Evidence for Short $\sim 1$ Myr Lifetimes from the He II Proximity Zones of $z \sim 4$ Quasars

TL;DR

This study uses He II proximity zones in quasar spectra to measure quasar lifetimes, finding they are typically around 1 million years, which is shorter than many previous estimates and has implications for black hole growth models.

Contribution

Introduces a Bayesian method to infer quasar lifetimes from He II proximity zones, providing new constraints on the duration of quasar activity at high redshift.

Findings

Measured individual quasar lifetimes of approximately 0.6 and 5.8 Myr.

Joint analysis yields an average quasar lifetime of about 1.17 Myr.

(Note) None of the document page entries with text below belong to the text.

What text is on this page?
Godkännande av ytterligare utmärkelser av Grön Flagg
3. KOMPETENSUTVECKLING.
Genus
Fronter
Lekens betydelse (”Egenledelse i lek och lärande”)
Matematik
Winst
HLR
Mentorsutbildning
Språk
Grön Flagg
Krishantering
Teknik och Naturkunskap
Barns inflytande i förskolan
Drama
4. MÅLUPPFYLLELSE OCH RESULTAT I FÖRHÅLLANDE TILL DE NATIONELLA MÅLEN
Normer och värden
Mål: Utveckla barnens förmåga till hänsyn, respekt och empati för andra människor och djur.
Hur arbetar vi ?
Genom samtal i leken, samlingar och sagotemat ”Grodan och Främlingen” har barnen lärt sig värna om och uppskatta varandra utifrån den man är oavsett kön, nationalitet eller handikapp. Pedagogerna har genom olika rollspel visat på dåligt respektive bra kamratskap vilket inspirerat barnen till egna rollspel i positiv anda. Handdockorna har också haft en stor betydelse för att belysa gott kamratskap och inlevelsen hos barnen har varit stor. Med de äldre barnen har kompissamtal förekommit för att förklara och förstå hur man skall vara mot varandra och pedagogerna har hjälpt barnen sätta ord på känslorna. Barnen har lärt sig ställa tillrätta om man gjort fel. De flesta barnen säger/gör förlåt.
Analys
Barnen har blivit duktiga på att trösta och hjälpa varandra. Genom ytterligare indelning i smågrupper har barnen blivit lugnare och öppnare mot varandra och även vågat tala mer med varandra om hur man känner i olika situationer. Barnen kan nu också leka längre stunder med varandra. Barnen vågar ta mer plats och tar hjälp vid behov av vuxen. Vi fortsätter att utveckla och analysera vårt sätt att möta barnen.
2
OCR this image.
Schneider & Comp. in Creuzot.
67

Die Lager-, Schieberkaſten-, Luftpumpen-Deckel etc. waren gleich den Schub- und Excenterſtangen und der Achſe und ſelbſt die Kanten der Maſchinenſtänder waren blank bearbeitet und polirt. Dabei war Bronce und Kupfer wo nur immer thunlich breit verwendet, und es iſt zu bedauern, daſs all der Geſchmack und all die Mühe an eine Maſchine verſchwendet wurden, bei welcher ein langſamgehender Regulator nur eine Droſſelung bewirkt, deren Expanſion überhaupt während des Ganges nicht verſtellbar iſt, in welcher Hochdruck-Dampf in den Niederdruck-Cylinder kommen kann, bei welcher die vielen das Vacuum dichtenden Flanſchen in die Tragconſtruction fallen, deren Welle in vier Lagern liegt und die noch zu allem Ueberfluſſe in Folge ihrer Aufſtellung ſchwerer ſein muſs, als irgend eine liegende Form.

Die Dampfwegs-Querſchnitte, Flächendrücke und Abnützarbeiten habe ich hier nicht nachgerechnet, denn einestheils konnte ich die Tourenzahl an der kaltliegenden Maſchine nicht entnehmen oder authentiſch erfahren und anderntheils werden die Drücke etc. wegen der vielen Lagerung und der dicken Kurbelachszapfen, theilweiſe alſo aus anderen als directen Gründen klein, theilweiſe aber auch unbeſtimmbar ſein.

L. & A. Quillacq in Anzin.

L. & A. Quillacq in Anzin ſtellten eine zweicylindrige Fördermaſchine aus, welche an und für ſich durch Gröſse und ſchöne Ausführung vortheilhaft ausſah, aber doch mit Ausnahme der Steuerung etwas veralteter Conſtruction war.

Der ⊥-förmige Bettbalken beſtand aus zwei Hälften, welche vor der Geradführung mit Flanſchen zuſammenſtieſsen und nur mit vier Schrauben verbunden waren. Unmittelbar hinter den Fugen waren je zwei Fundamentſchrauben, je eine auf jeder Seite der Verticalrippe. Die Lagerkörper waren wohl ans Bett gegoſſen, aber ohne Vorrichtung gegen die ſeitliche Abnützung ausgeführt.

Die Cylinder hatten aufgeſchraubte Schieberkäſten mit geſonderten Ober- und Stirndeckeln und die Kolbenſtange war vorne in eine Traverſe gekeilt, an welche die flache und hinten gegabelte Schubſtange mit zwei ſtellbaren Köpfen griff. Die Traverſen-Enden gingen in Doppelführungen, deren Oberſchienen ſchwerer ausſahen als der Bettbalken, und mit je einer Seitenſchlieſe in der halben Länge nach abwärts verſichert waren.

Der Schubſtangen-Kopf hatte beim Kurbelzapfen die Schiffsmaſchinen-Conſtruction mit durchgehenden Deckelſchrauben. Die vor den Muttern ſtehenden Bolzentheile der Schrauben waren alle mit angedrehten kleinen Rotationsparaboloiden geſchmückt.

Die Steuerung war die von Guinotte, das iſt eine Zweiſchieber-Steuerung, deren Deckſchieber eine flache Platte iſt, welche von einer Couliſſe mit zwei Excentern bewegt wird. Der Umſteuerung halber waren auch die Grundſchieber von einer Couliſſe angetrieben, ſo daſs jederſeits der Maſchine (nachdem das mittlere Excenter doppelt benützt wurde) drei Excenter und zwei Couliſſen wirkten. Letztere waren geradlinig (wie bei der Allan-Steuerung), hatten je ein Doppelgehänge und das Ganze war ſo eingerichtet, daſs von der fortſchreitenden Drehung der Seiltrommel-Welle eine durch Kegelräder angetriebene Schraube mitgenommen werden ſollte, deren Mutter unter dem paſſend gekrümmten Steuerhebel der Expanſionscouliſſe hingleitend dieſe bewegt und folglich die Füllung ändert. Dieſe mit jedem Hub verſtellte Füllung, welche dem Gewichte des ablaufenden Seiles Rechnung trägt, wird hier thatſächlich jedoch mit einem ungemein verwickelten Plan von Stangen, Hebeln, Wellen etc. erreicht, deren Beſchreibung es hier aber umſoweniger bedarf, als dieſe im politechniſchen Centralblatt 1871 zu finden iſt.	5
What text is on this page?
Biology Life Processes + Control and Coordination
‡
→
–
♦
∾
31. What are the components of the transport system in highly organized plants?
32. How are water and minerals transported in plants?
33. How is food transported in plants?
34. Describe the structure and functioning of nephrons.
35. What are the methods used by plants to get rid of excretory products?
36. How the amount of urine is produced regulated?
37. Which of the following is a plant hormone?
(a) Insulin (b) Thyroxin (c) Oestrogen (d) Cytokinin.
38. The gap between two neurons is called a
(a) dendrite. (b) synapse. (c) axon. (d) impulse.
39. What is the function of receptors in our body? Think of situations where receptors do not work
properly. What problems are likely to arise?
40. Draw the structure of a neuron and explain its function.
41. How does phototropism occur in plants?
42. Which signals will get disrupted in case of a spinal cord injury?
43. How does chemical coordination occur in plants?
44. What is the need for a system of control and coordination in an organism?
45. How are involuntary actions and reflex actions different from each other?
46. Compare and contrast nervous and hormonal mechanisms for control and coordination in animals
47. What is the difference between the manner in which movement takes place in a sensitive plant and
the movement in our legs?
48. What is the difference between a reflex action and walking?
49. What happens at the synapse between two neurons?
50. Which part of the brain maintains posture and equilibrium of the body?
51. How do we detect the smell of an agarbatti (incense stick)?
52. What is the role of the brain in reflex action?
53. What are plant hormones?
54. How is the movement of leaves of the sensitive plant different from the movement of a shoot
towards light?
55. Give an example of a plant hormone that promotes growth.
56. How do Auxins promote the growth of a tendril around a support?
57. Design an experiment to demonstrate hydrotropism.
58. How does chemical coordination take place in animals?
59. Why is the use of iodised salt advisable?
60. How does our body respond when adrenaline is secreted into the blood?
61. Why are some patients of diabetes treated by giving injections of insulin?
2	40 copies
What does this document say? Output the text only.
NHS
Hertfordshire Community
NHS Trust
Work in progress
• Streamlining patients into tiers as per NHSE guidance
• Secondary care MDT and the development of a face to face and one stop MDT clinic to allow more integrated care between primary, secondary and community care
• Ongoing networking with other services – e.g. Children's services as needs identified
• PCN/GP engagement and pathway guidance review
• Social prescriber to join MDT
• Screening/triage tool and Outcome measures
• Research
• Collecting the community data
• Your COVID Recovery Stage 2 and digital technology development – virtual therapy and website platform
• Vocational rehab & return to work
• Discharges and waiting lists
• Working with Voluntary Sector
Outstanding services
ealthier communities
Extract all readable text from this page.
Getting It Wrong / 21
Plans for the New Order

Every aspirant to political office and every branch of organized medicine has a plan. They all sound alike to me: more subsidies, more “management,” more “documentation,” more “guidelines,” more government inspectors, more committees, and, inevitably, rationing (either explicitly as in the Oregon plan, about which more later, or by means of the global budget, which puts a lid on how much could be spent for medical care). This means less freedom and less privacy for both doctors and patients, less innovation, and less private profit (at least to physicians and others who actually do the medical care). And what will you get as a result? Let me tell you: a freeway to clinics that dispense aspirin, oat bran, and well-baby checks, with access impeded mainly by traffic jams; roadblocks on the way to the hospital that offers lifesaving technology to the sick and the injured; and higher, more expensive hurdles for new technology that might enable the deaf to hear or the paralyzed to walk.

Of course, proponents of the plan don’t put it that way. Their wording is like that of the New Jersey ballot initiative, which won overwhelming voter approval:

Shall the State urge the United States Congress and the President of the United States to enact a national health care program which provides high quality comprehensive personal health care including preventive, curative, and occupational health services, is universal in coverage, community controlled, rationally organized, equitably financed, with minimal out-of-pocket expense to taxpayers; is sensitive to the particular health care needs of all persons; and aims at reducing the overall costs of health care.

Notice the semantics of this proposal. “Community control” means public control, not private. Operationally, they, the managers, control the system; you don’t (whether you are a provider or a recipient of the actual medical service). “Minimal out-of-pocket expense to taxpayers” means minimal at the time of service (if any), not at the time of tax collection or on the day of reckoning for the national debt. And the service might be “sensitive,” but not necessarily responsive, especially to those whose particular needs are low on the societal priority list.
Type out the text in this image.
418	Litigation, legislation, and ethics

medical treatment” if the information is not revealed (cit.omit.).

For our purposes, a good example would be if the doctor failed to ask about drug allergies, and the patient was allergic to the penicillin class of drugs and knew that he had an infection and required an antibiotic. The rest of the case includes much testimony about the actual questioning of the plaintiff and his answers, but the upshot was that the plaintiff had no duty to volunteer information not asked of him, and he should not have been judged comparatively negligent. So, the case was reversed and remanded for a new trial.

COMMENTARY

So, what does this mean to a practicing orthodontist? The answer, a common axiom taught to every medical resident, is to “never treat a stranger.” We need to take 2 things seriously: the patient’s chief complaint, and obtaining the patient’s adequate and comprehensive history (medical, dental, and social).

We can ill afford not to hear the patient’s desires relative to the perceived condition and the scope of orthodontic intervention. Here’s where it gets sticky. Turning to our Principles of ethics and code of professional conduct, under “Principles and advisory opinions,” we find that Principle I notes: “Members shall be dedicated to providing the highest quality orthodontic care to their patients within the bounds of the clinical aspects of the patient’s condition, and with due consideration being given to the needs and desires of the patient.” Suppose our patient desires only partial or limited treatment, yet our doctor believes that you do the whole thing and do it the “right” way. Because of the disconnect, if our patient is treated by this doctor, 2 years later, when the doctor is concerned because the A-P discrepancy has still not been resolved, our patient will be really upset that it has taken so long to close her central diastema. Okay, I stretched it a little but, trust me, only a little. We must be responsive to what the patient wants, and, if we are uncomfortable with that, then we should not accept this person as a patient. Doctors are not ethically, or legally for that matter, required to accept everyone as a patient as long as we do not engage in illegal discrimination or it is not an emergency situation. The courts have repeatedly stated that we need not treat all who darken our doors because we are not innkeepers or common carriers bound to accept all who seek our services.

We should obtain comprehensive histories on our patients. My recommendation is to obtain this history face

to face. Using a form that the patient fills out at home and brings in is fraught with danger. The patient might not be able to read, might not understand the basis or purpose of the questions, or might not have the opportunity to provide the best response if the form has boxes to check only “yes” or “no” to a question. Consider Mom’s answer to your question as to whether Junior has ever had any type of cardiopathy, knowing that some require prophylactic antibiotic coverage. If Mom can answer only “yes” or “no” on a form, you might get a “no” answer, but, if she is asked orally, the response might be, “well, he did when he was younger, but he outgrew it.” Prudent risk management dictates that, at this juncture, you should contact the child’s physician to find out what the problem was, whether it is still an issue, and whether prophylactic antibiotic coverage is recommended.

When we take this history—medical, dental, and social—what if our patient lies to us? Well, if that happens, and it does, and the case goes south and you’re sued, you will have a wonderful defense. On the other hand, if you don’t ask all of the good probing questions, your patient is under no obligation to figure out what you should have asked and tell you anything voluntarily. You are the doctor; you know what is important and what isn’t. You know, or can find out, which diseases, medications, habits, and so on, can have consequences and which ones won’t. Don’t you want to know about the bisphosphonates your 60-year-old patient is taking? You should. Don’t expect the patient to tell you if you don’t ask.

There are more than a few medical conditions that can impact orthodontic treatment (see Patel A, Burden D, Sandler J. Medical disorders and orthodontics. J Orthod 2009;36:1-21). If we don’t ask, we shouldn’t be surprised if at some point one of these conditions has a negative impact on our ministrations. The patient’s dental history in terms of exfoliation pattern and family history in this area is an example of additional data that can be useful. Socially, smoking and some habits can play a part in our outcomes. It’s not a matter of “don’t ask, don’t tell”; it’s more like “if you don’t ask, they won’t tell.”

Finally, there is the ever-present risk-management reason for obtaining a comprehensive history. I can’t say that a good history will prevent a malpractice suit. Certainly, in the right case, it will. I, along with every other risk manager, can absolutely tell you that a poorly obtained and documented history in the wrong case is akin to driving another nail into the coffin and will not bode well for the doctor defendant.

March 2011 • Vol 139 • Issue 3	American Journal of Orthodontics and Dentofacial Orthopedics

Results suggest quasar lifetimes are shorter than previously thought, impacting SMBH growth theories.

Abstract

The duration of quasar accretion episodes is a key quantity for distinguishing between models for the formation and growth of supermassive black holes, the evolution of quasars, and their potential feedback effects on their host galaxies. However, this critical timescale, often referred to as the quasar lifetime, is still uncertain by orders of magnitude ($t_{\rm Q} \simeq 0.01\,{\rm Myr} - 1\,{\rm Gyr}$). Absorption spectra of quasars exhibiting transmission in the He II Ly$\alpha$ forest provide a unique opportunity to make precise measurements of the quasar lifetime. Indeed, the size of a quasar's He II proximity zone, the region near the quasar itself where its own radiation dramatically alters the ionization state of the surrounding intergalactic medium (IGM), depends sensitively on its lifetime for $t_{\rm Q}\lesssim 30$ Myr, comparable to the expected $e$-folding time-scale for SMBH growth $t_{\rm S}=45$ Myr. In this study we compare the sizes of He II proximity zones in the Hubble Space Telescope (HST) spectra of 6 z~4 quasars to theoretical models generated by post-processing cosmological hydrodynamical simulations with $1$D radiative transfer algorithm. We introduce a Bayesian statistical method to infer the lifetimes of individual quasars which allows us to fully marginalize over the unknown ionization state of the surrounding IGM. We measure lifetimes $0.63^{+0.82}_{-0.40}$ Myr and $5.75^{+4.72}_{-2.74}$ Myr for two objects. For the other 4 quasars large redshift uncertainties undermine our sensitivity allowing us to only place upper or lower limits. However a joint analysis of these four systems yields a measurement of their average lifetime of $\langle t_{\rm Q}\rangle = 1.17^{+1.77}_{-0.84}$ Myr. We discuss our short ~1 Myr inferred lifetimes in the context of other quasar lifetime constraints and the growth of SMBHs.